Clue: for efficiency, avoid totally needless work.

- Alf

Alf P. Steinbach

unread,

Aug 16, 2023, 5:59:46 PM8/16/23

to

Oh, I'm REALLY old.

Even less slow, now clocking in at

0.0260816 seconds.
0.0267381 seconds.
0.0269437 seconds.

Code:

#include <fmt/core.h>
#include "cppm-Timer.hpp"

#include <vector>
using std::vector;

#include <stdlib.h> // EXIT_FAILURE
#include <stdio.h> // fopen, fclose

auto main() -> int
{
constexpr int n = 10'000'000;
constexpr int sqrt_n = 3'162;

cppm::Timer timer;
auto is_composite = vector<bool>( n + 1 );

for( int i = 4; i < n; i += 2 ) { is_composite[i] = true; }
for( int i = 3; i < n; ) {

while( is_composite[i] ) { ++i; }
const int prime = i;

if( prime <= sqrt_n ) {
for( int j = prime*prime; j < n; j += 2*prime ) {

is_composite[j] = true;
}
}
++i;
}
timer.stop();
fmt::print( "{} seconds.\n", timer.seconds() );

auto f = fopen( "primes.alf.txt", "w" );
if( not f ) { return EXIT_FAILURE; }
for( int i = 2; i < n; ++i ) {
if( not is_composite[i] ) {
fmt::print( f, "{:d}\n", i );
}
}
fclose( f );
}

But every little optimization adds complexity and verbosity.

- Alf

Chris M. Thomasson

unread,

Aug 16, 2023, 7:27:27 PM8/16/23

to

On 8/16/2023 2:59 PM, Alf P. Steinbach wrote:
[...]

Fwiw, keep in mind what your system is currently doing when you run a
benchmark. Personally, I shutdown as many unnecessary processes as I can
before I run any benchmark. Bare bones.

red floyd

unread,

Aug 16, 2023, 9:06:43 PM8/16/23

to

On 8/16/2023 2:17 PM, Alf P. Steinbach wrote:
> On 2023-08-16 3:37 PM, Bonita Montero wrote:
>> I tried to implement the sieve of Erastosthenes as fast as possible.
>> I didn't thought it would make a big difference, but having a bit-wise
>> vector<bool> instead of a vector<char> makes the code twice as fast
>> for my AMD 7950X PC and an upper bound of one billion. The additional
>> overhead for the bit-wise access is less than the additional overhead
>> of fetching more memory

[redacted]

Here's mine. I get rid of the vector<bool> by storing the prime factors
in their own vector, and only checking for divisibility by primes.

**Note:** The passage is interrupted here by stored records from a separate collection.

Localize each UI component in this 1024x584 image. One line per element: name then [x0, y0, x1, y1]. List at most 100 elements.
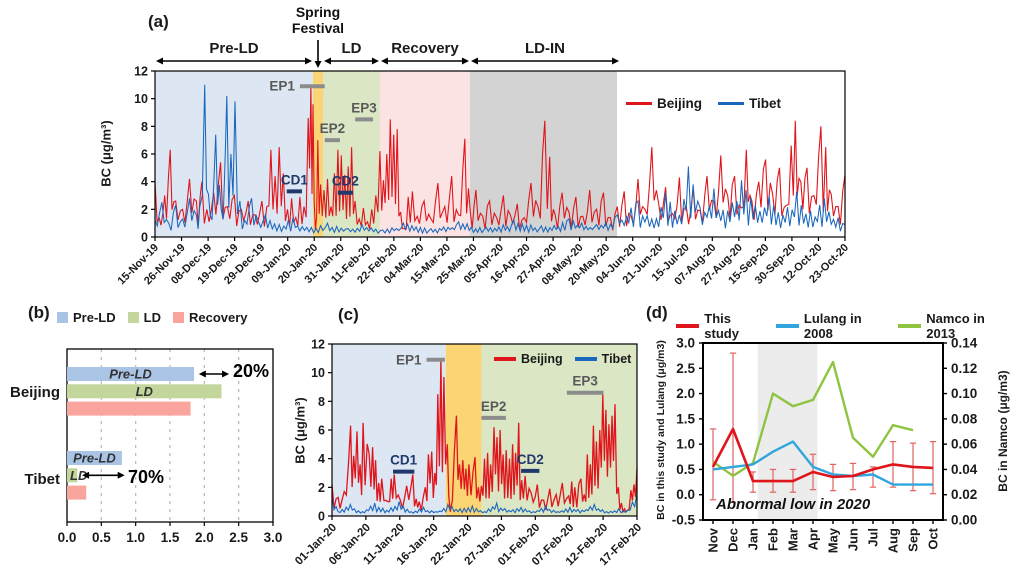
tibet-reduction-annotation: 70% [128, 467, 165, 487]
beijing-line-swatch [494, 357, 516, 361]
panel-b-x-tick-label: 1.0 [126, 530, 145, 545]
panel-d-right-tick-label: 0.00 [951, 513, 977, 528]
panel-c-cd1-label: CD1 [390, 453, 417, 468]
panel-d-right-axis-title: BC in Namco (μg/m3) [996, 370, 1010, 492]
reduction-arrow-head-left [82, 471, 90, 479]
winter-band [757, 343, 818, 520]
panel-c-region-0 [332, 344, 446, 516]
panel-c-label: (c) [338, 305, 359, 324]
panel-a-y-tick-label: 4 [141, 175, 148, 189]
lulang-line [712, 440, 933, 486]
legend-item-tibet: Tibet [718, 96, 781, 111]
panel-a-y-tick-label: 0 [141, 231, 148, 245]
panel-d-month-label: Jul [866, 528, 881, 547]
panel-d-left-tick-label: -0.5 [672, 513, 696, 528]
legend-label-beijing-c: Beijing [521, 352, 563, 366]
namco-line-swatch [897, 324, 922, 328]
panel-a-y-tick-label: 6 [141, 148, 148, 162]
panel-d-right-tick-label: 0.12 [951, 361, 977, 376]
legend-label-this-study: This study [704, 311, 739, 341]
tibet-line-swatch [574, 357, 597, 361]
panel-a-ep2-label: EP2 [320, 121, 346, 136]
legend-item-this-study: This study [676, 311, 763, 341]
panel-c-cd2-label: CD2 [517, 452, 544, 467]
panel-d-month-label: May [826, 527, 841, 553]
period-arrow-pre-ld-head-left [156, 57, 163, 65]
panel-c-y-tick-label: 0 [318, 510, 325, 524]
panel-a-cd1-label: CD1 [281, 172, 308, 187]
panel-c-y-tick-label: 2 [318, 481, 325, 495]
panel-b-x-tick-label: 1.5 [161, 530, 180, 545]
panel-d-month-label: Dec [726, 528, 741, 552]
panel-d-right-tick-label: 0.04 [951, 462, 978, 477]
spring-festival-label: Spring Festival [291, 4, 345, 36]
ld-swatch [127, 312, 139, 323]
legend-item-pre-ld: Pre-LD [57, 310, 116, 325]
legend-label-tibet-c: Tibet [601, 352, 632, 366]
panel-d-legend: This study Lulang in 2008 Namco in 2013 [676, 311, 1024, 341]
period-arrow-ld-in-head-right [612, 57, 620, 65]
period-arrow-ld-head-right [371, 57, 379, 65]
bar-tibet-recovery [67, 485, 87, 500]
panel-a-legend: Beijing Tibet [626, 96, 797, 111]
legend-item-ld: LD [127, 310, 161, 325]
panel-c-legend: Beijing Tibet [494, 352, 647, 366]
panel-d-left-tick-label: 3.0 [676, 336, 695, 351]
bar-beijing-recovery [67, 401, 191, 416]
panel-d-month-label: Nov [706, 527, 721, 552]
panel-b-label: (b) [28, 303, 50, 322]
panel-d-month-label: Feb [766, 528, 781, 551]
period-arrow-ld-head-left [324, 57, 332, 65]
panel-d-month-label: Mar [786, 528, 801, 551]
bar-beijing-ld [67, 384, 222, 399]
panel-b-legend: Pre-LD LD Recovery [57, 310, 264, 325]
panel-c-y-tick-label: 4 [318, 452, 325, 466]
reduction-arrow-head-right [222, 370, 230, 378]
panel-d-left-tick-label: 2.5 [676, 361, 695, 376]
legend-label-recovery: Recovery [188, 310, 248, 325]
category-label-beijing: Beijing [10, 384, 60, 401]
legend-item-namco: Namco in 2013 [897, 311, 1008, 341]
panel-b-x-tick-label: 0.5 [92, 530, 111, 545]
panel-a-cd2-label: CD2 [332, 174, 359, 189]
panel-a-y-tick-label: 12 [134, 65, 148, 79]
panel-c-ep2-label: EP2 [481, 399, 507, 414]
period-label-pre-ld: Pre-LD [209, 40, 258, 57]
panel-c-y-tick-label: 12 [311, 338, 325, 352]
legend-label-beijing: Beijing [657, 96, 703, 111]
recovery-swatch [172, 312, 184, 323]
tibet-line-swatch [718, 101, 745, 106]
panel-c-ep1-label: EP1 [396, 352, 422, 367]
panel-a-ep3-label: EP3 [351, 100, 377, 115]
panel-b-x-tick-label: 2.5 [229, 530, 248, 545]
legend-label-namco: Namco in 2013 [926, 311, 985, 341]
legend-item-lulang: Lulang in 2008 [775, 311, 885, 341]
panel-c-y-tick-label: 8 [318, 395, 325, 409]
legend-item-tibet-c: Tibet [574, 352, 632, 366]
panel-d-left-tick-label: 0.0 [676, 487, 695, 502]
bar-label: Pre-LD [109, 367, 152, 382]
panel-d-left-tick-label: 2.0 [676, 386, 695, 401]
bar-label: LD [136, 384, 154, 399]
legend-label-ld: LD [143, 310, 161, 325]
legend-item-beijing-c: Beijing [494, 352, 563, 366]
panel-d-right-tick-label: 0.10 [951, 386, 977, 401]
category-label-tibet: Tibet [24, 471, 60, 488]
this-study-line [711, 427, 934, 483]
bar-label: LD [70, 468, 88, 483]
panel-a-label: (a) [148, 12, 169, 31]
period-label-ld-in: LD-IN [525, 40, 565, 57]
panel-a-y-axis-title: BC (μg/m³) [98, 120, 114, 187]
period-arrow-pre-ld-head-right [305, 57, 313, 65]
panel-c-ep3-label: EP3 [572, 374, 598, 389]
this-study-line-swatch [676, 324, 700, 328]
panel-d-left-tick-label: 0.5 [676, 462, 695, 477]
panel-d-frame [702, 342, 944, 521]
panel-d-month-label: Aug [886, 528, 901, 553]
panel-d-left-tick-label: 1.5 [676, 411, 695, 426]
legend-label-pre-ld: Pre-LD [73, 310, 116, 325]
region-ld-in [469, 71, 618, 237]
reduction-arrow-head-right [117, 471, 125, 479]
period-arrow-recovery-head-left [380, 57, 388, 65]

It can be sped up by checking for divisibility only by values less than
or equal to sqrt(candidate value).

I only check up to 1 million, but you can obviously change max_prime.
Also change to long long for values greater than 2 billion.

--- cut here --

#include <iostream>
#include <ostream>
#include <vector>
#include <cmath>
#include <cstdlib>

const long max_prime = 1000000;
const long max_factor =
static_cast<long>(std::sqrt(static_cast<double>(max_prime))) + 1;

int main(int, char *[])
{
std::vector<long> factors;

std::cout << "2" << std::endl;
for (long n = 3; n < max_prime ; n += 2 )
{
bool composite;
composite = false;
for (std::vector<long>::iterator it = factors.begin();
!composite && it != factors.end();
++it)
{
if ((n % *it) == 0)
composite = true;
}
if (!composite)
{
std::cout << n << std::endl;

if (n < max_factor)
factors.push_back(n);
}
}

return EXIT_SUCCESS;
}

Tim Rentsch

unread,

Aug 16, 2023, 10:26:37 PM8/16/23

to

red floyd <no.spa...@its.invalid> writes:

> On 8/16/2023 2:17 PM, Alf P. Steinbach wrote:
>
>> On 2023-08-16 3:37 PM, Bonita Montero wrote:
>>
>>> I tried to implement the sieve of Erastosthenes as fast as
>>> possible. I didn't thought it would make a big difference, but
>>> having a bit-wise vector<bool> instead of a vector<char> makes the
>>> code twice as fast for my AMD 7950X PC and an upper bound of one
>>> billion. The additional overhead for the bit-wise access is less
>>> than the additional overhead of fetching more memory
>
> [redacted]
>
> Here's mine. I get rid of the vector<bool> by storing the prime
> factors in their own vector, and only checking for divisibility by

> primes. [...]

Here are some suggestions for everyone.

Except for 2, 3, and 5, numbers can be considered mod 30, and
there are (conveniently) only 8 candidates: 1, 7, 11, 13, 17,
19, 23, and 29. For numbers 7 and up, every prime must be
one of those candidates (mod 30).

By storing the results for blocks of 30 in a byte, we can
store results for all 32 bit primes in 143165577 bytes.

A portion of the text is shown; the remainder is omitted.